The finding that both dasatinib and nilotinib, as opposed to standard-dose imatinib, led to a more rapid and deeper response rate at 12 months was not unexpected, because both drugs are several-fold more potent than imatinib. Also, both drugs are active against most imatinib-resistant ABL kinase domain mutations,30 which is consistent with their ability to induce approximately 40% CCyR and approximately 70% PFS in imatinib-resistant/intolerant CP-CML.22, 31 Therefore, it is conceivable that a comparative trial between imatinib and SG-TKI, in the absence of early intervention with salvage therapy to overcome primary resistance or suboptimal response to imatinib, might favor SG-TKIs.20, 30 However, the practically relevant question is not whether we can do better with an SG-TKI as first-line therapy but whether the premise holds true in the context of early salvage intervention, which has demonstrated a positive impact on both CCyR at 12 months and “current PFS.”32, 33
We have come a long way since the 19th century therapeutic attempts in CML with arsenic trioxide.34, 35 The accidental sighting of the Philadelphia chromosome in 196036 laid the foundation for the seminal discovery of the disease-causing BCR-ABL1 mutation and successful application of the concept of molecularly targeted therapy.19 Our patients have benefited greatly from this series of events and stand to benefit even more when the market exclusivity of Gleevec (imatinib mesylate) ends around 2015 and a generic version becomes potentially available. This is not necessarily good news for all interested parties, and it is fully expected that drug companies and some indirectly compensated “opinion leaders” will try to make the case for ousting imatinib as front-line therapy for CP-CML. I, for one, am not convinced yet and will continue to use imatinib as front-line therapy with close monitoring and switching to an SG-TKI at the earliest sign of resistance or suboptimal response to imatinib.

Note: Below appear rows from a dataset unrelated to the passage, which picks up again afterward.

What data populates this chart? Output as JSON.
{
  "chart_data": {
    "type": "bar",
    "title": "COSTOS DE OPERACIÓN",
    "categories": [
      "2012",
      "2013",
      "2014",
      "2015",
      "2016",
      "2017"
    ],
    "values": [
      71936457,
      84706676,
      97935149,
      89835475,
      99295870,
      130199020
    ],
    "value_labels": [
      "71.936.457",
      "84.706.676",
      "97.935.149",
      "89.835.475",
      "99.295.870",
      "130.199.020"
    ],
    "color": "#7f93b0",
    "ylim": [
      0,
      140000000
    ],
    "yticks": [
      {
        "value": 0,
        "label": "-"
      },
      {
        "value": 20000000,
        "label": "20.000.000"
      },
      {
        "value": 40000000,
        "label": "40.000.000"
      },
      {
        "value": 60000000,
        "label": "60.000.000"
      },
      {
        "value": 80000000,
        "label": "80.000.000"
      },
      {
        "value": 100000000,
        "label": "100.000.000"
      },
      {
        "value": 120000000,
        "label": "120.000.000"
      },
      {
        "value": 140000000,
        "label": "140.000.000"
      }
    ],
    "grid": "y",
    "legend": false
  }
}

TKIs do not cure CML,37 and faster and deeper-than-CCyR treatment responses do not necessarily translate into superior overall survival or PFS.27 Current long-term safety and efficacy data for imatinib are too strong to be undermined by the results of a single phase 3 study with questionable study design. The ideal design would have been to compare long-term outcomes with imatinib followed by an SG-TKI for suboptimal response/resistance versus an upfront SG-TKI.